PROJECT SUMMARY It is critical to monitor inflammation in multiple sclerosis (MS) patients for prognostication and optimization of treatment. In current clinical practice, inflammation is inferred from accumulation of gadolinium (Gd) in acute lesions where the blood brain barrier is disrupted. However, the substantial and long-lasting microglial inflammation in established lesions occurring behind an intact blood brain barrier cannot be detected with conventional MRI. In this proposal we will address this unmet need by exploring the ability of quantitative susceptibility mapping (QSM) to quantify microglial activation in white matter lesions. QSM is a post-processing tool that extracts tissue magnetic susceptibility from gradient echo (GRE) data and is thus highly sensitive to iron. A striking feature of chronically activated microglia within MS lesions and the lesion perimeter is their high iron content, which can be detected by QSM. We hypothesize that iron is a sensitive biomarker for chronic, neurotoxic microglial activation in MS lesions and can be accurately detected with QSM. We further hypothesize that dimethyl fumarate (Tecfidera®), a FDA-approved MS treatment, prevents iron uptake by microglia and concurrent tissue damage in chronic lesions in MS patients. We will test our hypotheses in a multipronged approach, by confirming that accumulation of iron is associated with a proinflammatory, cytotoxic phenotype in cultured human microglia and in human MS autopsy tissue and that dimethyl fumarate (Tecfidera®) reduces iron uptake and proinflammatory polarization in cultured microglia. Moreover, we will combine imaging of MS autopsy tissue with its histopathological analysis to confirm the accuracy of QSM in detecting iron-positive microglia. We will finally conduct a clinical study in which we test the ability of Tecfidera® to prevent iron accumulation (and thus proinflammatory microglial activation) and concomitant tissue damage in white matter lesions of MS patients. In summary, we are characterizing, quantifying and targeting in MS patients a novel pathomechanisms, persistent proinflammatory activation of microglia, which may contribute to neurodegeneration and disease severity. QSM can be easily implemented in clinical practice and may become a routine MRI technique to aid treatment decisions for patients that appear stable on conventional MRI but contain a high burden of lesional microglial activation.

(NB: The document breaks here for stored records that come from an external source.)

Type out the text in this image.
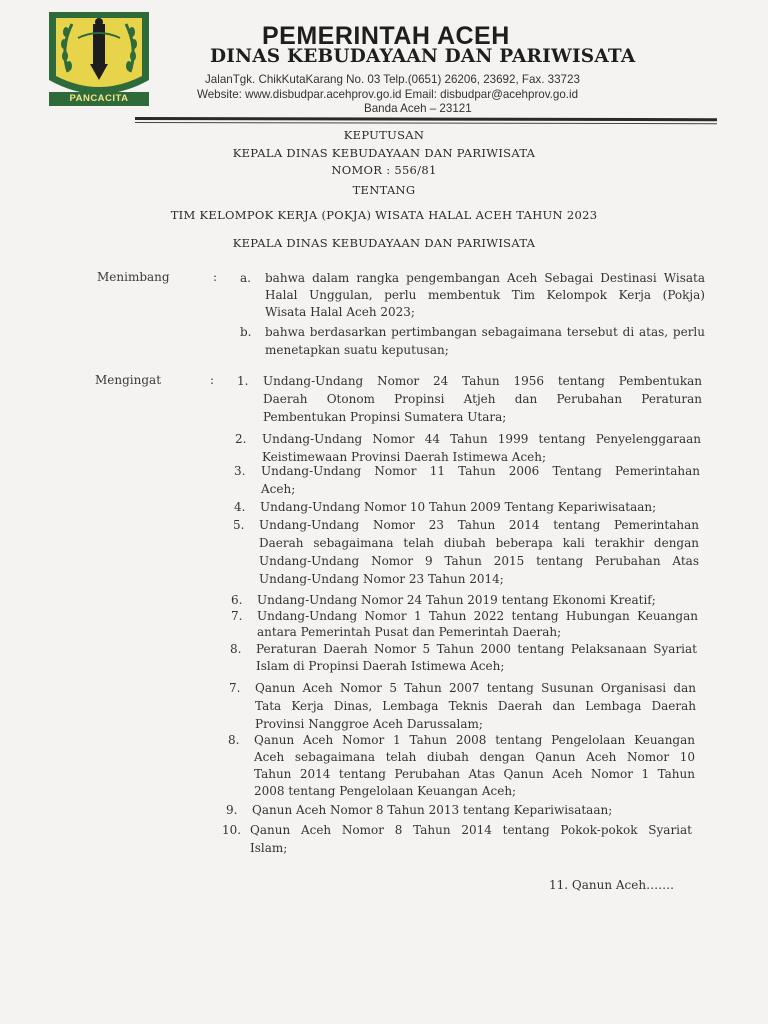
PANCACITA
PEMERINTAH ACEH
DINAS KEBUDAYAAN DAN PARIWISATA
JalanTgk. ChikKutaKarang No. 03 Telp.(0651) 26206, 23692, Fax. 33723
Website: www.disbudpar.acehprov.go.id Email: disbudpar@acehprov.go.id
Banda Aceh – 23121
KEPUTUSAN
KEPALA DINAS KEBUDAYAAN DAN PARIWISATA
NOMOR : 556/81
TENTANG
TIM KELOMPOK KERJA (POKJA) WISATA HALAL ACEH TAHUN 2023
KEPALA DINAS KEBUDAYAAN DAN PARIWISATA
Menimbang	: a. bahwa dalam rangka pengembangan Aceh Sebagai Destinasi Wisata
Halal Unggulan, perlu membentuk Tim Kelompok Kerja (Pokja)
Wisata Halal Aceh 2023;
b. bahwa berdasarkan pertimbangan sebagaimana tersebut di atas, perlu
menetapkan suatu keputusan;
Mengingat	: 1. Undang-Undang Nomor 24 Tahun 1956 tentang Pembentukan
Daerah Otonom Propinsi Atjeh dan Perubahan Peraturan
Pembentukan Propinsi Sumatera Utara;
2. Undang-Undang Nomor 44 Tahun 1999 tentang Penyelenggaraan
Keistimewaan Provinsi Daerah Istimewa Aceh;
3. Undang-Undang Nomor 11 Tahun 2006 Tentang Pemerintahan
Aceh;
4. Undang-Undang Nomor 10 Tahun 2009 Tentang Kepariwisataan;
5. Undang-Undang Nomor 23 Tahun 2014 tentang Pemerintahan
Daerah sebagaimana telah diubah beberapa kali terakhir dengan
Undang-Undang Nomor 9 Tahun 2015 tentang Perubahan Atas
Undang-Undang Nomor 23 Tahun 2014;
6. Undang-Undang Nomor 24 Tahun 2019 tentang Ekonomi Kreatif;
7. Undang-Undang Nomor 1 Tahun 2022 tentang Hubungan Keuangan
antara Pemerintah Pusat dan Pemerintah Daerah;
8. Peraturan Daerah Nomor 5 Tahun 2000 tentang Pelaksanaan Syariat
Islam di Propinsi Daerah Istimewa Aceh;
7. Qanun Aceh Nomor 5 Tahun 2007 tentang Susunan Organisasi dan
Tata Kerja Dinas, Lembaga Teknis Daerah dan Lembaga Daerah
Provinsi Nanggroe Aceh Darussalam;
8. Qanun Aceh Nomor 1 Tahun 2008 tentang Pengelolaan Keuangan
Aceh sebagaimana telah diubah dengan Qanun Aceh Nomor 10
Tahun 2014 tentang Perubahan Atas Qanun Aceh Nomor 1 Tahun
2008 tentang Pengelolaan Keuangan Aceh;
9. Qanun Aceh Nomor 8 Tahun 2013 tentang Kepariwisataan;
10. Qanun Aceh Nomor 8 Tahun 2014 tentang Pokok-pokok Syariat
Islam;
11. Qanun Aceh…….
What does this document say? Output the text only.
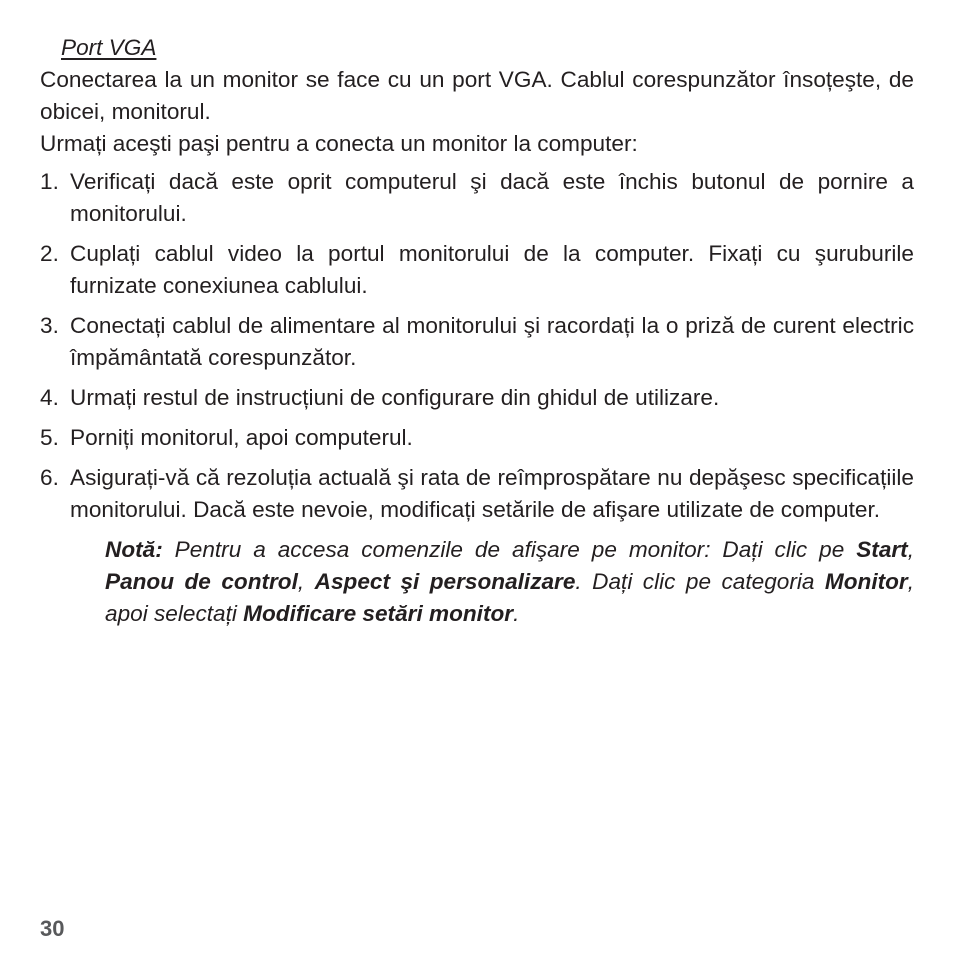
Port VGA

Conectarea la un monitor se face cu un port VGA. Cablul corespunzător însoțeşte, de obicei, monitorul.

Urmați aceşti paşi pentru a conecta un monitor la computer:

1. Verificați dacă este oprit computerul şi dacă este închis butonul de pornire a monitorului.
2. Cuplați cablul video la portul monitorului de la computer. Fixați cu şuruburile furnizate conexiunea cablului.
3. Conectați cablul de alimentare al monitorului şi racordați la o priză de curent electric împământată corespunzător.
4. Urmați restul de instrucțiuni de configurare din ghidul de utilizare.
5. Porniți monitorul, apoi computerul.
6. Asigurați-vă că rezoluția actuală şi rata de reîmprospătare nu depăşesc specificațiile monitorului. Dacă este nevoie, modificați setările de afişare utilizate de computer.

Notă: Pentru a accesa comenzile de afişare pe monitor: Dați clic pe Start, Panou de control, Aspect şi personalizare. Dați clic pe categoria Monitor, apoi selectați Modificare setări monitor.

30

项目摘要 监测多发性硬化症（MS）患者的注射以提示和优化 治疗。在目前的临床实践中，急性中的gadolinium（GD）的积累推断出炎症 血脑屏障破坏的病变。但是，实质而持久的小胶质细胞 无法检测到完整血脑屏障后发生的已建立病变的炎症 常规MRI。 在此提案中，我们将通过探索定量敏感性映射的能力来满足这种未满足的需求 （QSM）量化白质病变中的小胶质细胞激活。 QSM是提取的后处理工具 梯度回波（GRE）数据的组织磁敏感性，因此对铁高度敏感。一个醒目的人 MS病变内长期活化的小胶质细胞和病变周长的特征是它们的高铁含量， 可以通过QSM检测到。我们假设铁是慢性神经毒性的敏感生物标志物 MS病变中的小胶质细胞激活，可以用QSM准确检测到。我们进一步假设 FDA批准的MS处理，富马酸二甲基（Tecfidera®）可防止小胶质细胞的铁吸收和 MS患者的慢性病变的同时组织损伤。 我们将通过确认铁的积累是相关的，以多收益的方法来检验我们的假设 培养的人类小胶质细胞和人类MS尸检组织中的促炎性，细胞毒性表型和 富马酸二甲基二甲基（Tecfidera®）减少了培养的小胶质细胞中铁的摄取和促炎极化。 此外，我们将将MS尸检组织的成像与其组织病理学分析相结合，以确认 QSM检测铁阳性小胶质细胞的精度​​。我们最终将进行一项临床研究，进行测试 Tecfidera®防止铁积累（从而促炎的小胶质细胞激活）和 MS患者的白质病变中伴随的组织损伤。 总而言之，我们在MS患者中表征，量化和靶向一种新型的病理机理， 小胶质细胞的持续性促炎激活，这可能有助于神经退行性和疾病 严重程度。 QSM可以轻松在临床实践中实施，并可能成为常规的MRI技术来帮助 在常规MRI上看起来稳定但含有高烧伤的患者的治疗决定 小胶质激活。